0
votes

I'm wanting to work on a toy language with a Flex/Bison-generated parser with bindings to Rust. For simplicity, I'd like to have Bison simply call a Rust-defined createCstNode() function for each matched rule to create a concrete syntax tree (which will be translated into an AST in Rust for further processing). The function call will need to include the matched rule type as an argument so that my Rust code will know what type of node it is (expression, if-statement, while-statement, function call, literal string, number, etc.).

From looking through the generated Bison parser, it looks like there is a variable yyn which seems to be an integer representing the matched rule, though I haven't seen it documented anywhere. I'm aware that the %defines option will give me an enum of tokens in parser.tab.h, but I need both terminal and non-terminal symbols enumerated. I also have seen the %token-table option, which gives non-terminal symbols as well, but isn't quite what I need either, and also goes straight into the parser.tab.c file rather than the parser.tab.h file, which makes using something like rust-bindgen more difficult.

So is there any way to have Bison generate an enum similar to the yytokentype enum, which includes non-terminal symbols, and is placed into a header file? Or am I stuck with defining my own enum for the CST node types which match up with the symbols I have? Is yyn documented anywhere? Is it safe to use as a way of identifying the rule which was matched in an action? Is there some better way I can be going about this?

1

1 Answers

0
votes

yyn is not documented anywhere (not even in generated code comments) and I personally would not recommend using it. When bison gets around to executing an action, yyn is the action number, or if you like, the number of the production whose reduction triggers the action. Since non-terminals can (and usually do) have multiple productions, it is not the number corresponding to the non-terminal.

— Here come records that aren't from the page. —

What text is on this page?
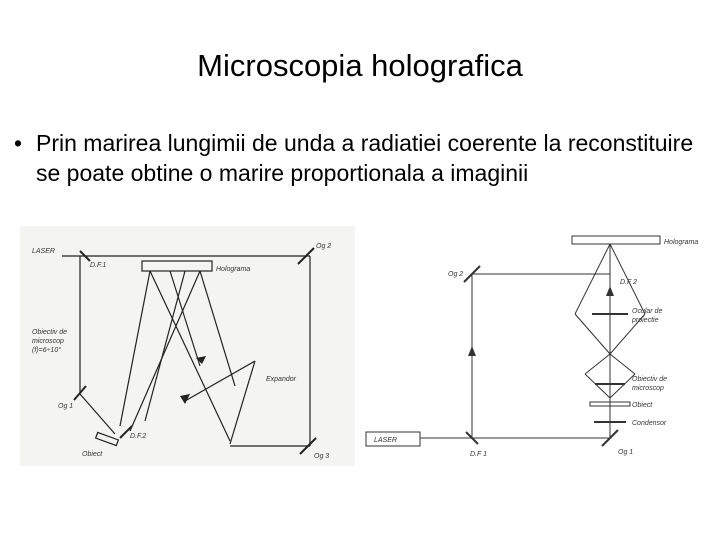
Microscopia holografica
• Prin marirea lungimii de unda a radiatiei coerente la reconstituire se poate obtine o marire proportionala a imaginii
LASER
D.F.1
Holograma
Og 2
Og 1
Og 3
D.F.2
Obiectiv de
microscop
(f)=6÷10°
Expandor
Obiect
Holograma
Og 2
D.F 2
Ocular de
proiectie
Obiectiv de
microscop
Obiect
Condensor
LASER
D.F 1	Og 1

You can see the difference if you use the -v option to print the state transitions. At the beginning of that file, you'll find both the production list and the non-terminal list. Here's a simple example:

Grammar

    0 $accept: prog $end

    1 prog: expr
    2     | prog ';' expr

    3 expr: NUMBER
    4     | '(' expr ')'
    5     | expr '+' expr
    6     | expr '-' expr
    7     | expr '*' expr
    8     | expr '/' expr

(This is followed by the list of terminals, which I omitted.)

Nonterminals, with rules where they appear

$accept (11)
    on left: 0
prog (12)
    on left: 1 2, on right: 0 2
expr (13)
    on left: 3 4 5 6 7 8, on right: 1 2 4 5 6 7 8

Here, you can see that there are two user-defined terminals, prog with token id 12 and expr with id 13. There are nine user-defined productions, numbered from 1 to 8. It is only coincidence that these number ranges don't overlap; token codes less than 11 have been used for the (renumbered) terminal symbols as well as some internal tokens.

No enums are produced for the non-terminal token ids nor for the production numbers. The bison parser doesn't require such enums, and it is not at all clear what a user program might choose to do with them, particularly the production numbers.


I think you're approaching this problem the wrong way. If I understand correctly what you are trying to do, you want to construct a specific function for each production which will be implemented in Rust and also requires a C prototype. That seems like a simple code generation problem which you could produce starting with the grammar itself.

It's not complicated to extract the grammar from the original bison source, but if you don't want to go to the trouble of doing so, you can easily use the listing from the .output file as shown above, which can be parsed with pretty well any simple text-processing tool like awk.

With a bit of work, and making some use of undocumented features, you can also pull the grammar out of bison's debugging data structures.